Activating germline mutations of the thyroid-stimulating hormone receptor (TSHR) are rare, and result in congenital nonautoimmune hyperthyroidism (NAH). Here we report the first functional characterization studies of two NAH-associated TSHR mutations. Firstly, a novel, maternally inherited mutation (p.Leu512Val) identified in a clinically-euthyroid female with TRAb negative thyrotoxicosis and a strong family history of NAH. Secondly, a previously reported TSHR mutation (p. Thr490Arg), in a male, with similar biochemistry and a maternal history of NAH. Transfection studies were performed in heterologous cells to compare expression and function of wild-type (WT) and mutant TSHR’s. Western blotting, immunostaining and flow cytometric analysis demonstrated comparable total cellular and surface expression of WT and mutant receptors. TSHR is a G-protein coupled receptor activating both the Gs/adenylyl cyclase pathway (cAMP, predominant effect), as well as the Gq-phospholipase C pathway (Ca and PKC responsive).
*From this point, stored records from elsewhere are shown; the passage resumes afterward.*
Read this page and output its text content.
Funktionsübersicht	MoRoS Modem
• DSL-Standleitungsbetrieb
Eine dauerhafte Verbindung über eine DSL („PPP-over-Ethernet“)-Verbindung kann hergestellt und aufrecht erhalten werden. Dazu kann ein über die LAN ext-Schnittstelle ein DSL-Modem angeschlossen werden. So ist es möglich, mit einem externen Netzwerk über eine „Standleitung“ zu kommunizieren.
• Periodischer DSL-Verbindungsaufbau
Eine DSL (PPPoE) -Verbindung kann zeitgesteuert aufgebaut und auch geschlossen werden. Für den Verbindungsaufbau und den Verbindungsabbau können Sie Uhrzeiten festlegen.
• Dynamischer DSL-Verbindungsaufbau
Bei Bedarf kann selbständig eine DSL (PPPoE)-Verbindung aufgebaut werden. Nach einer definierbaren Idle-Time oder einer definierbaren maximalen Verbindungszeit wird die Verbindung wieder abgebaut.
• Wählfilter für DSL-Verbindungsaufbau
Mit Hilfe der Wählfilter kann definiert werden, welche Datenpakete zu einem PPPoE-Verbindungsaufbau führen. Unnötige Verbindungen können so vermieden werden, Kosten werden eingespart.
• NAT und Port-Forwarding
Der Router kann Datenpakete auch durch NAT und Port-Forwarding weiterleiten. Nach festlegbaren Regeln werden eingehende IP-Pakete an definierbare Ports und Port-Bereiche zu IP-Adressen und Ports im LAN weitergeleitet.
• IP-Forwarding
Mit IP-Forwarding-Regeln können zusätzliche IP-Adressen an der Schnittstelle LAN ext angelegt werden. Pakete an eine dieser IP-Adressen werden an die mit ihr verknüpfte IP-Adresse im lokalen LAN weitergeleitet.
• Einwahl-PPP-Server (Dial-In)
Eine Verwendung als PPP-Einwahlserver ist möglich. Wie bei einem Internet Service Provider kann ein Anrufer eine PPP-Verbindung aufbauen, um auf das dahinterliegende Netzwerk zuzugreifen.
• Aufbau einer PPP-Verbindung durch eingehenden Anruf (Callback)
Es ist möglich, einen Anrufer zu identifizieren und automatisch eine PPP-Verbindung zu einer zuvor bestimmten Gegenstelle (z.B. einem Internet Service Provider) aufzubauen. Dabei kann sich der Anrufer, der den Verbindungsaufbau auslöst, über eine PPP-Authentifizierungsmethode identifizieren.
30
Compared with wild-type TSHR, two different cAMP responsive reporter assays, cAMP-RE-luc (indirect) and the Glosensor assay (direct), demonstrated elevated constitutive and TSH-stimulated Gs-coupled signalling for both mutant receptors. In contrast, a Nuclear Factor of Activated T-cells-RE reporter assay (Gq-pathway) did not show a difference. The effects of the TSHR mutations were analysed in silico using EM-structures (ref: https://doi.org/10.1038/s41586-022-05173-3 and https://doi.org/10.1038/s41586-022-05159-1). Substitution of L512, located in the middle of the transmembrane domain, with the smaller Valine is predicted to result in a more dense structure, resembling the active conformation. Replacement of Thr490, situated between the transmembrane and ligand binding domains, with the larger Arginine could, due to steric hindrance, alter the position of the ligand binding domain to a more upright position, similar to the ligand-bound active receptor. Collectively, our laboratory and in silico findings support increased constitutive Gs-signalling (cAMP), but not the Gq-signalling (Ca and PKC) pathway as a cause of NAH in individuals harbouring the T490R and L512V TSHR mutations.